On peut déjà faire quelques observations. Dans un quartier relativement tranquille, la mémoire des résidants se cristallise souvent autour des moments de changement personnels importants : arrivée, débuts de l’installation et de la découverte du quartier. Pour le reste, la vie familiale et le quotidien prennent le dessus et tendent à dissoudre la mémoire des événements dans la routine métro-boulot-dodo: difficile d’en démêler l’écheveau sans ces échanges soutenus de l’atelier et la stimulation par des dates, des images tirées des archives et des questions bien ciblées. Autrefois, et encore maintenant dans plusieurs cas, la vie de quartier est vécue plus intensément au quotidien par les femmes (du moins aux époques où elles étaient plus à la maison). Cette quête de témoignages est d’autant plus importante qu’autrefois, dans les quartiers ouvriers, peu de gens avaient des appareils photos ou des caméras pour capter leur vie de quartier, comme le soulignait un participant.

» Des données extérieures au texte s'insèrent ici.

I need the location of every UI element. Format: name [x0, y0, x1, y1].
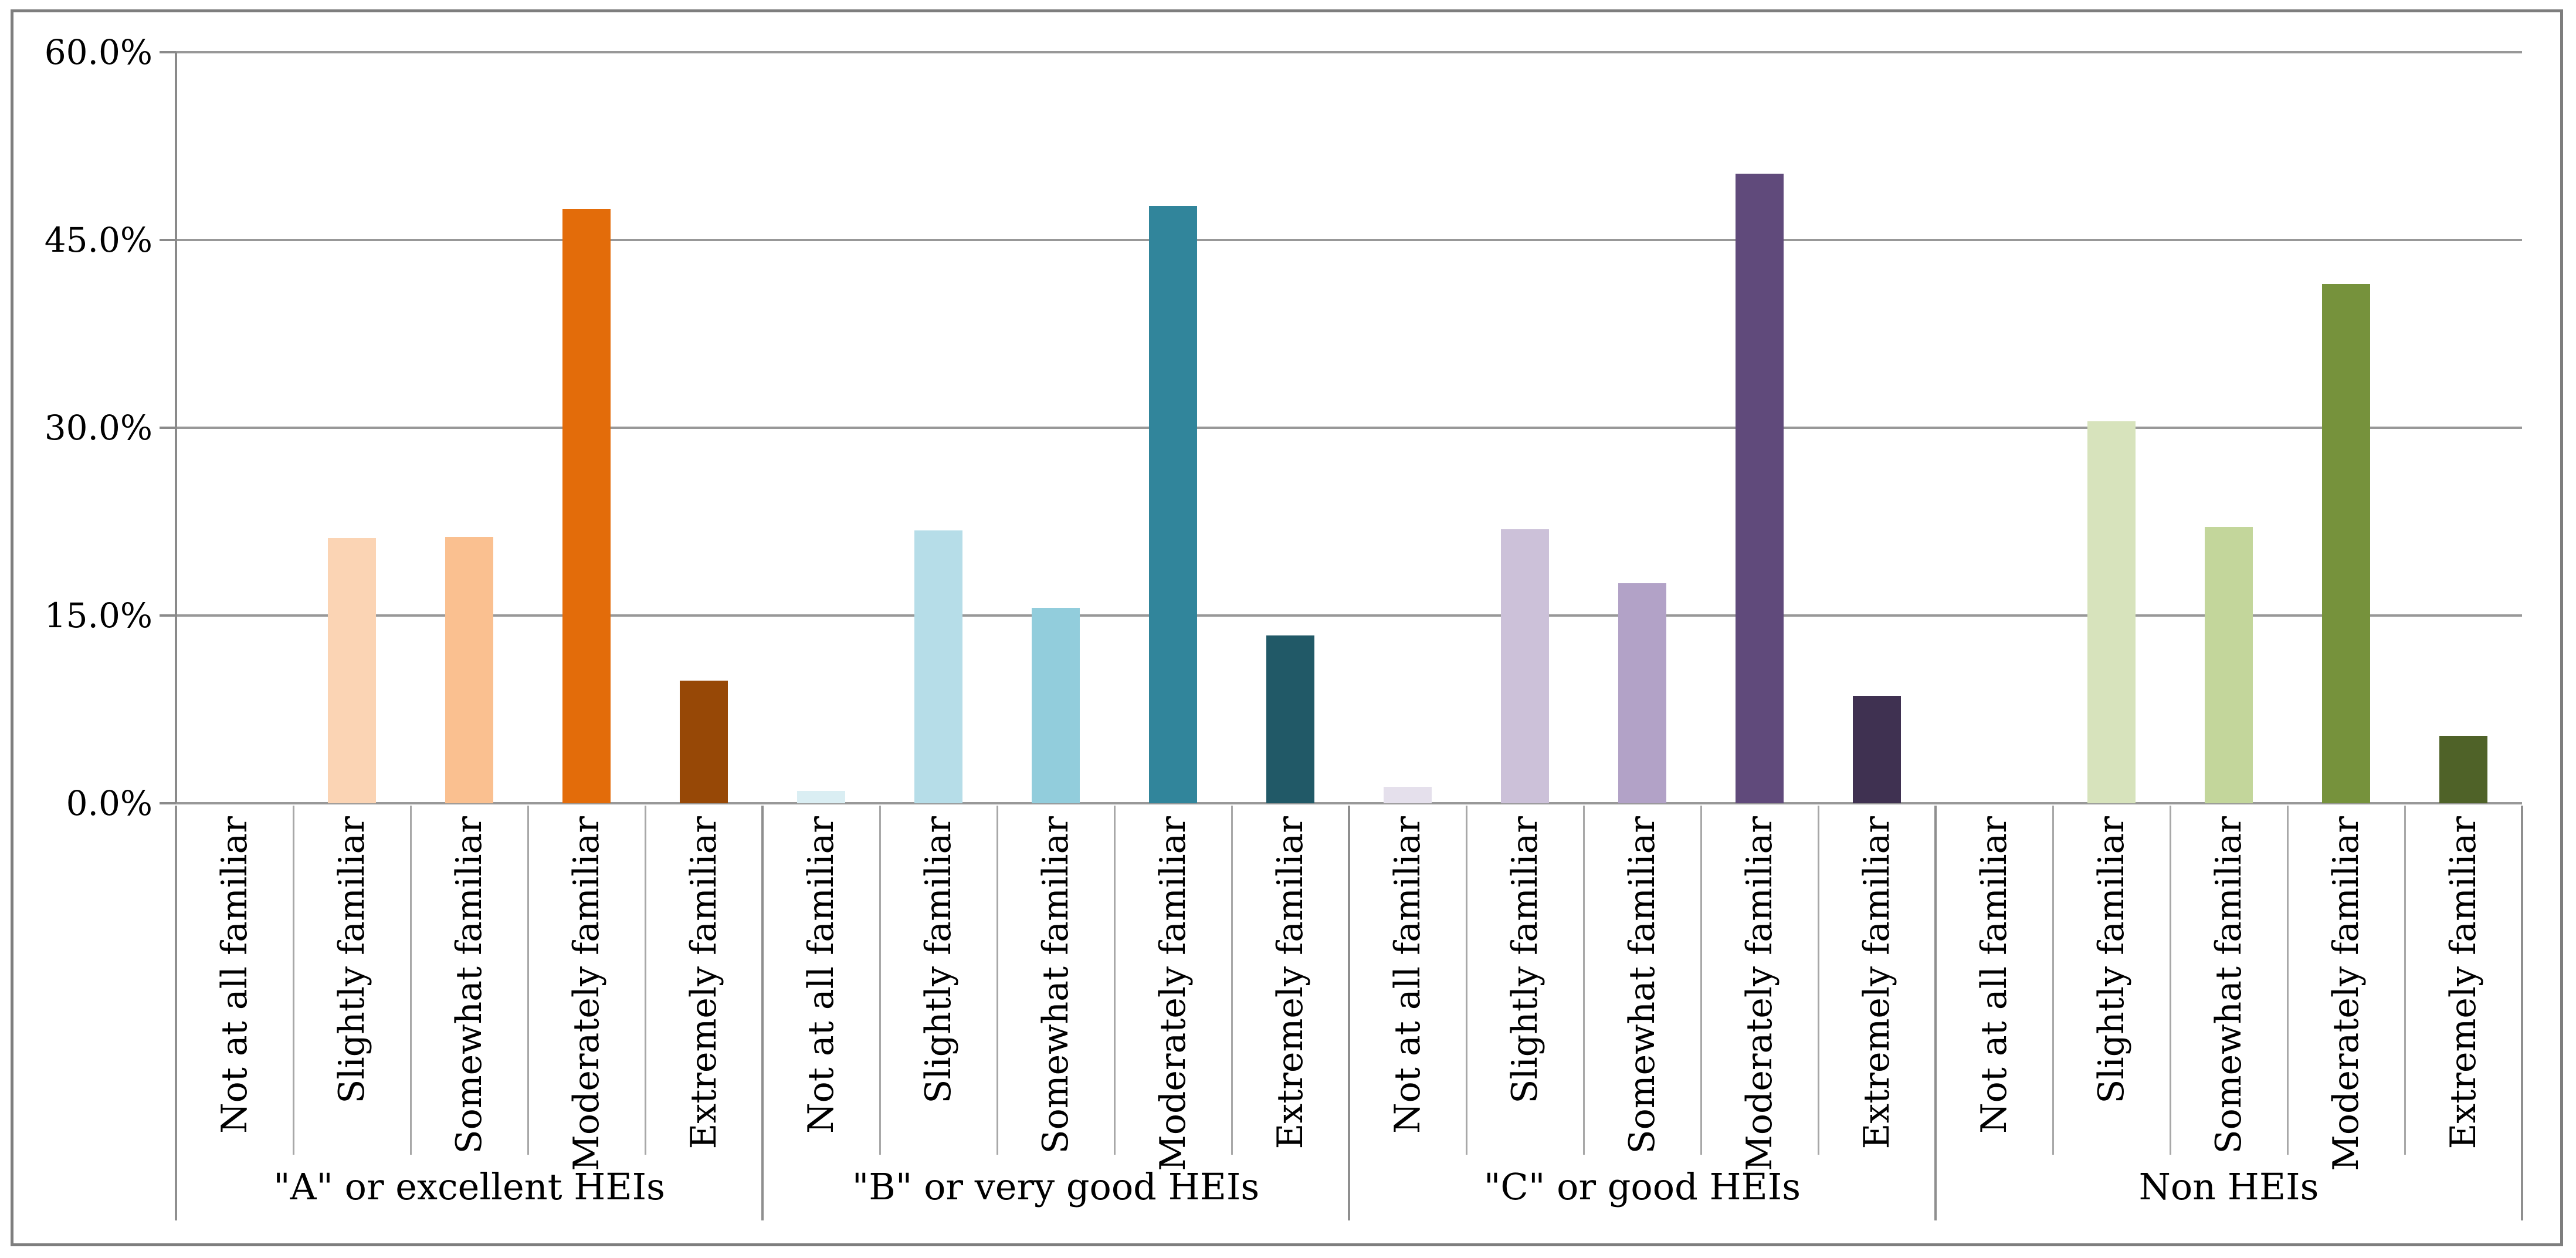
category-label: Extremely familiar [1856, 816, 1897, 1149]
y-axis-label: 15.0% [44, 596, 152, 635]
bar-Moderately familiar [1736, 174, 1784, 803]
bar-Slightly familiar [914, 530, 962, 803]
group-label: "C" or good HEIs [1483, 1165, 1801, 1208]
group-label: "B" or very good HEIs [852, 1165, 1260, 1208]
category-separator [1818, 806, 1819, 1155]
group-separator [175, 806, 177, 1220]
bar-Somewhat familiar [445, 537, 493, 803]
category-label: Somewhat familiar [449, 816, 490, 1154]
category-separator [293, 806, 294, 1155]
chart-outer-frame: 0.0% 15.0% 30.0% 45.0% 60.0% Not at all famil… [11, 9, 2563, 1246]
gridline-0.0% [176, 802, 2522, 804]
gridline-45.0% [176, 239, 2522, 241]
bar-Somewhat familiar [1032, 608, 1080, 803]
category-separator [2287, 806, 2289, 1155]
bar-Extremely familiar [1853, 696, 1901, 803]
bar-Extremely familiar [1266, 635, 1314, 803]
bar-Slightly familiar [2087, 421, 2136, 803]
category-label: Slightly familiar [1504, 816, 1545, 1104]
category-label: Not at all familiar [214, 816, 255, 1134]
group-label: "A" or excellent HEIs [273, 1165, 665, 1208]
group-separator [2521, 806, 2523, 1220]
category-label: Somewhat familiar [2208, 816, 2249, 1154]
category-label: Somewhat familiar [1035, 816, 1076, 1154]
bar-Extremely familiar [2439, 736, 2487, 803]
category-label: Slightly familiar [2091, 816, 2132, 1104]
bar-Somewhat familiar [1618, 583, 1666, 803]
y-axis-label: 30.0% [44, 408, 152, 448]
category-label: Somewhat familiar [1622, 816, 1663, 1154]
gridline-15.0% [176, 614, 2522, 617]
category-separator [2404, 806, 2406, 1155]
bar-Slightly familiar [1501, 529, 1549, 803]
gridline-60.0% [176, 51, 2522, 54]
y-axis-line [175, 52, 177, 803]
y-axis-tick-60.0% [160, 51, 176, 54]
category-label: Not at all familiar [801, 816, 842, 1134]
group-label: Non HEIs [2138, 1165, 2319, 1208]
category-separator [2170, 806, 2171, 1155]
category-label: Not at all familiar [1387, 816, 1428, 1134]
category-label: Moderately familiar [1739, 816, 1780, 1171]
category-label: Extremely familiar [2443, 816, 2484, 1149]
bar-Moderately familiar [2322, 284, 2370, 803]
category-separator [527, 806, 529, 1155]
bar-Somewhat familiar [2205, 527, 2253, 803]
y-axis-tick-45.0% [160, 239, 176, 241]
bar-Not at all familiar [797, 791, 845, 803]
category-label: Slightly familiar [918, 816, 959, 1104]
category-separator [1114, 806, 1116, 1155]
bar-Moderately familiar [562, 209, 611, 803]
group-separator [1934, 806, 1937, 1220]
category-separator [879, 806, 881, 1155]
bar-Not at all familiar [1384, 787, 1432, 803]
bar-Moderately familiar [1149, 206, 1197, 803]
bar-Slightly familiar [328, 538, 376, 803]
category-separator [996, 806, 998, 1155]
group-separator [761, 806, 764, 1220]
bar-Extremely familiar [680, 681, 728, 803]
category-separator [2052, 806, 2054, 1155]
group-separator [1348, 806, 1350, 1220]
category-separator [1700, 806, 1702, 1155]
category-label: Extremely familiar [683, 816, 724, 1149]
category-separator [645, 806, 646, 1155]
category-separator [1583, 806, 1585, 1155]
gridline-30.0% [176, 427, 2522, 429]
category-label: Moderately familiar [2326, 816, 2367, 1171]
y-axis-label: 60.0% [44, 32, 152, 73]
category-label: Slightly familiar [331, 816, 372, 1104]
y-axis-tick-15.0% [160, 614, 176, 617]
y-axis-tick-0.0% [160, 802, 176, 804]
category-label: Moderately familiar [1153, 816, 1194, 1171]
y-axis-label: 45.0% [44, 220, 152, 260]
category-label: Moderately familiar [566, 816, 607, 1171]
y-axis-tick-30.0% [160, 427, 176, 429]
category-separator [1231, 806, 1233, 1155]
category-separator [410, 806, 412, 1155]
category-label: Not at all familiar [1974, 816, 2015, 1134]
category-separator [1466, 806, 1467, 1155]
y-axis-label: 0.0% [66, 783, 152, 823]
category-label: Extremely familiar [1270, 816, 1311, 1149]
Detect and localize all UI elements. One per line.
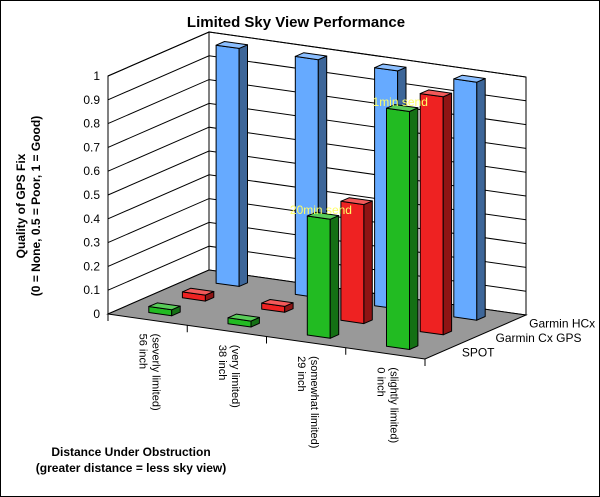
series-label: SPOT: [462, 346, 495, 360]
y-axis-title-line-2: (0 = None, 0.5 = Poor, 1 = Good): [29, 116, 43, 296]
series-label: Garmin Cx GPS: [496, 331, 582, 345]
bar-spot-2: [306, 211, 340, 339]
bar-spot-1: [227, 313, 260, 328]
category-label-line: (very limited): [229, 345, 241, 408]
bar-spot-3: [386, 104, 419, 350]
bar-spot-0: [148, 302, 181, 317]
bar-garmin-cx-gps-1: [261, 299, 294, 313]
category-label-line: (slightly limited): [387, 367, 399, 443]
y-tick-label: 1: [93, 69, 100, 83]
chart-title: Limited Sky View Performance: [187, 14, 405, 31]
category-label: 56 inch (severly limited): [137, 334, 162, 411]
category-label-line: 0 inch: [374, 367, 386, 396]
bars: [148, 41, 486, 350]
bar-garmin-hcx-gps-0: [215, 41, 248, 287]
category-label-line: (severly limited): [150, 334, 162, 411]
annotation-label: 1min send: [373, 95, 428, 109]
bar-garmin-hcx-gps-3: [453, 74, 486, 321]
gridline: [107, 55, 527, 102]
y-tick-label: 0.1: [83, 283, 100, 297]
category-label-line: 56 inch: [137, 334, 149, 369]
y-axis-title-line-1: Quality of GPS Fix: [14, 153, 28, 258]
y-tick-label: 0.7: [83, 140, 100, 154]
category-label-line: 29 inch: [295, 356, 307, 391]
category-label-line: (somewhat limited): [308, 356, 320, 448]
y-tick-label: 0: [93, 307, 100, 321]
labels: Limited Sky View Performance Quality of …: [14, 14, 599, 475]
y-tick-label: 0.5: [83, 188, 100, 202]
y-tick-label: 0.9: [83, 93, 100, 107]
category-label: 38 inch (very limited): [216, 345, 241, 408]
y-tick-label: 0.3: [83, 236, 100, 250]
category-label: 0 inch (slightly limited): [374, 367, 399, 443]
y-tick-label: 0.6: [83, 164, 100, 178]
category-label: 29 inch (somewhat limited): [295, 356, 320, 448]
y-tick-label: 0.4: [83, 212, 100, 226]
x-axis-title-line-1: Distance Under Obstruction: [51, 445, 210, 459]
annotation-label: 20min send: [290, 203, 352, 217]
series-label: Garmin HCx GPS: [529, 316, 599, 330]
y-tick-label: 0.2: [83, 259, 100, 273]
bar-garmin-cx-gps-0: [181, 287, 215, 302]
category-label-line: 38 inch: [216, 345, 228, 380]
y-tick-label: 0.8: [83, 117, 100, 131]
bar-garmin-cx-gps-2: [340, 197, 373, 325]
x-axis-title-line-2: (greater distance = less sky view): [36, 461, 226, 475]
gridline: [107, 31, 527, 78]
bar-garmin-cx-gps-3: [419, 89, 453, 336]
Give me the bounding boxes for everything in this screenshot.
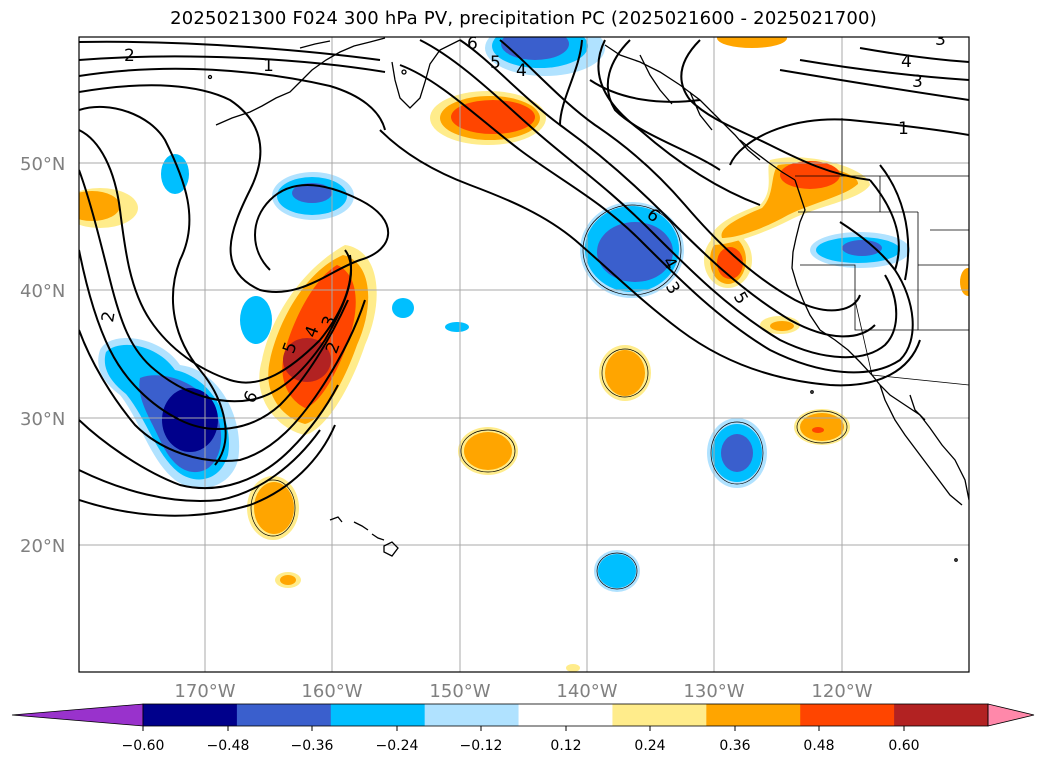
map-panel: 2 1 6 5 4 3 4 3 1 2 5 4 3 2 6 6 4 3 5 bbox=[79, 30, 969, 672]
colorbar-cell bbox=[894, 704, 989, 726]
precip-anomaly-pos bbox=[79, 188, 138, 228]
contour-label: 6 bbox=[467, 34, 478, 54]
contour-label: 2 bbox=[124, 46, 135, 66]
pv-contours bbox=[79, 39, 969, 517]
precip-anomaly-pos bbox=[960, 268, 969, 296]
colorbar-cell bbox=[330, 704, 426, 726]
contour-label: 1 bbox=[263, 56, 274, 76]
longitude-labels: 170°W 160°W 150°W 140°W 130°W 120°W bbox=[174, 681, 872, 702]
colorbar-cell bbox=[143, 704, 238, 726]
plot-title: 2025021300 F024 300 hPa PV, precipitatio… bbox=[170, 8, 877, 29]
political-borders bbox=[795, 118, 969, 386]
colorbar-tick-label: 0.60 bbox=[888, 738, 919, 754]
colorbar-tick-label: −0.60 bbox=[122, 738, 165, 754]
colorbar-tick-labels: −0.60 −0.48 −0.36 −0.24 −0.12 0.12 0.24 … bbox=[122, 738, 920, 754]
precip-anomaly-neg bbox=[161, 154, 189, 194]
precip-anomaly-pos bbox=[710, 157, 870, 245]
graticule bbox=[79, 37, 969, 672]
colorbar-tick-label: 0.12 bbox=[550, 738, 581, 754]
lon-label: 160°W bbox=[301, 681, 362, 702]
precip-anomaly-neg bbox=[485, 37, 605, 76]
precip-anomaly-neg bbox=[594, 550, 640, 592]
colorbar-ticks bbox=[142, 726, 905, 731]
precip-anomaly-neg bbox=[707, 418, 767, 488]
lat-label: 40°N bbox=[20, 281, 65, 302]
colorbar-cell bbox=[518, 704, 613, 726]
contour-label: 4 bbox=[516, 61, 527, 81]
precip-anomaly-neg bbox=[445, 322, 469, 332]
colorbar-tick-label: −0.36 bbox=[291, 738, 334, 754]
precip-anomaly-neg bbox=[392, 298, 414, 318]
precip-anomaly-neg bbox=[810, 232, 910, 268]
lon-label: 120°W bbox=[811, 681, 872, 702]
lat-label: 30°N bbox=[20, 409, 65, 430]
colorbar-extend-high bbox=[987, 703, 1035, 727]
colorbar-extend-low bbox=[11, 703, 144, 727]
precip-anomaly-pos bbox=[458, 427, 518, 475]
coastlines bbox=[207, 37, 969, 562]
map-frame bbox=[78, 36, 970, 673]
precip-anomaly-pos bbox=[704, 232, 752, 288]
precip-anomaly-pos bbox=[566, 664, 580, 672]
precip-anomaly-neg bbox=[240, 296, 272, 344]
lon-label: 130°W bbox=[683, 681, 744, 702]
colorbar-cell bbox=[800, 704, 895, 726]
precip-anomaly-neg bbox=[580, 202, 684, 298]
lon-label: 140°W bbox=[556, 681, 617, 702]
contour-label: 4 bbox=[901, 52, 912, 72]
colorbar-tick-label: −0.48 bbox=[207, 738, 250, 754]
lon-label: 150°W bbox=[429, 681, 490, 702]
colorbar: −0.60 −0.48 −0.36 −0.24 −0.12 0.12 0.24 … bbox=[11, 703, 1035, 754]
colorbar-tick-label: −0.12 bbox=[460, 738, 503, 754]
colorbar-tick-label: 0.36 bbox=[719, 738, 750, 754]
precip-anomaly-pos bbox=[599, 345, 651, 401]
lat-label: 20°N bbox=[20, 536, 65, 557]
contour-label: 1 bbox=[898, 119, 909, 139]
colorbar-tick-label: 0.24 bbox=[634, 738, 665, 754]
lat-label: 50°N bbox=[20, 154, 65, 175]
colorbar-cell bbox=[706, 704, 801, 726]
precip-outline bbox=[250, 204, 848, 590]
precip-anomaly-pos bbox=[717, 37, 787, 48]
contour-label: 5 bbox=[490, 53, 501, 73]
precip-anomaly-neg bbox=[272, 172, 354, 220]
latitude-labels: 50°N 40°N 30°N 20°N bbox=[20, 154, 65, 557]
contour-label: 2 bbox=[98, 310, 120, 324]
colorbar-cell bbox=[424, 704, 520, 726]
lon-label: 170°W bbox=[174, 681, 235, 702]
colorbar-cell bbox=[236, 704, 332, 726]
contour-label: 3 bbox=[912, 72, 923, 92]
precip-anomaly-pos bbox=[247, 476, 299, 540]
colorbar-tick-label: 0.48 bbox=[803, 738, 834, 754]
colorbar-tick-label: −0.24 bbox=[376, 738, 419, 754]
contour-label: 3 bbox=[935, 30, 946, 50]
precip-anomaly-pos bbox=[430, 91, 546, 145]
colorbar-cell bbox=[612, 704, 707, 726]
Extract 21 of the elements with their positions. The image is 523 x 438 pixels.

http://www.histoireparcextension.org/photos
Aux historiens ou muséologues travaillant sur de grands territoires, des sociétés et des phénomènes collectifs, les recherches des sociétés historiques locales peuvent paraître un peu refermées sur elles-mêmes, avec le seul souci d’accumuler des données, de colliger des faits, des dates et des noms. Si cette vision caricaturale et un peu hautaine rejoint parfois la réalité, elle méconnaît certainement le sens profond de ces actes patients qui construisent l’histoire locale par brindilles et grains de sable et explorent à la loupe l’évolution d’un territoire ou d’une communauté. Les musées aux thématiques et territoires plus vastes s’en font rarement l’écho parce que cette histoire risque de n’intéresser que quelques résidants d’un quartier ou d’un village, à moins qu’elle ne touche un lieu devenu emblématique pour tous les Montréalais d’une époque, comme un rue commerçante ou un lieu de culture populaire. Pourquoi alors accumuler dans le grand sablier déjà encombré de l’histoire ces micro-grains de sables ? Une ex-résidante du quartier, membre de la Société historique, eut cette réponse éclairante (que je paraphrase): « Ma famille a longtemps vécu ici, j’ai depuis déménagé. Je veux par ce travail donner un sens à notre passage dans ce quartier, je veux prouver que nos vies n’ont pas été inutiles. » Donner un sens à l’existence des peuples, des communautés, des individus si modestes soient-ils, c’est certainement ce qui, profondément, motive la plupart de ceux qui travaillent à dénicher et à comprendre la grande comme à la petite histoire.
Au-delà du besoin de connaître, c’est ce qui rend ce travail si émouvant et digne de respect.